What do you do in terms of professional engagement with the teaching and learning culture on campus or nationally?

I have attended many teaching workshops, lectures, and conversations over the years I've been teaching at the UO. These have been both departmental and university-wide events. I've served on curriculum committees, committees developing new courses and programs, and on the UO's Undergraduate Council. My department has long had a culture of encouraging colleagues to learn from one another's teaching, including reading groups focused on pedagogy, informal and formal classroom observations, and discipline-specific teacher-training programs, some of which I have directed.

In what ways was your teaching in this course research-led—informed by research on how students learn and inflected by UO's research mission?

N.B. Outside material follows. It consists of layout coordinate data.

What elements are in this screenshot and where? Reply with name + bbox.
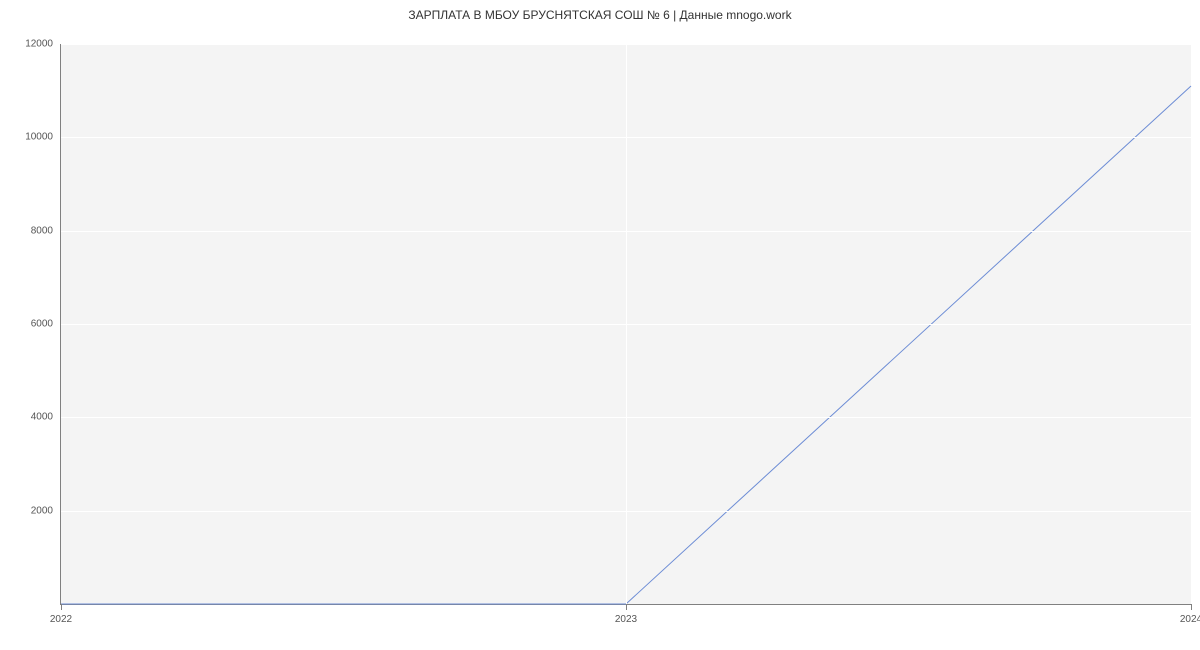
x-tick-mark: [61, 604, 62, 610]
x-tick-label: 2024: [1180, 614, 1200, 625]
y-tick-label: 6000: [31, 319, 53, 330]
chart-title: ЗАРПЛАТА В МБОУ БРУСНЯТСКАЯ СОШ № 6 | Да…: [0, 8, 1200, 22]
y-tick-label: 2000: [31, 505, 53, 516]
y-tick-label: 8000: [31, 225, 53, 236]
y-tick-label: 10000: [25, 132, 53, 143]
salary-line-chart: ЗАРПЛАТА В МБОУ БРУСНЯТСКАЯ СОШ № 6 | Да…: [0, 0, 1200, 650]
y-tick-label: 4000: [31, 412, 53, 423]
plot-area: 20004000600080001000012000202220232024: [60, 44, 1191, 605]
y-tick-label: 12000: [25, 39, 53, 50]
x-tick-label: 2023: [615, 614, 637, 625]
x-tick-mark: [1191, 604, 1192, 610]
x-tick-mark: [626, 604, 627, 610]
grid-line-v: [626, 44, 627, 604]
x-tick-label: 2022: [50, 614, 72, 625]
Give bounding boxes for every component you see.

My teaching practice is informed and influenced by several things: reading scholarship on teaching and learning; understanding that the classroom, itself, is a space of pedagogical research, where teachers learn from each unique group of students and from the experience of teaching many courses over time; and learning from other teachers who are also constantly gaining insights from their teaching practices in their classrooms. All my classes have clear, articulated goals, include small-group discussions and activities, and invite students to participate in problem-solving activities. My literature and culture courses typically invite students into close reading, analysis, and discussion; students form preliminary responses to material (readings or discussions) and then reconsider and possibly revise responses. Both informal and formal written assignments, as well as discussion are important components of my classes.

Why teach?

I never want to stop learning, and teaching is an active, ongoing process of learning. I'm curious about history, the past, how it informs (and perhaps sometimes inhibits) the present; I'm curious about why humans produce art and literature; I'm curious about what other people think. All of these are questions I can explore as a Professor. I learn from my students; I learn from colleagues; and I learn from research. Teaching is a social act, and I enjoy offering students courses where they can interact with challenging material and challenging questions, with one another, and with me as they learn. Teaching is also a way I hope to help students realize their own dreams and invite students into the world of inquiry and thoughtfulness that universities—at their best—offer.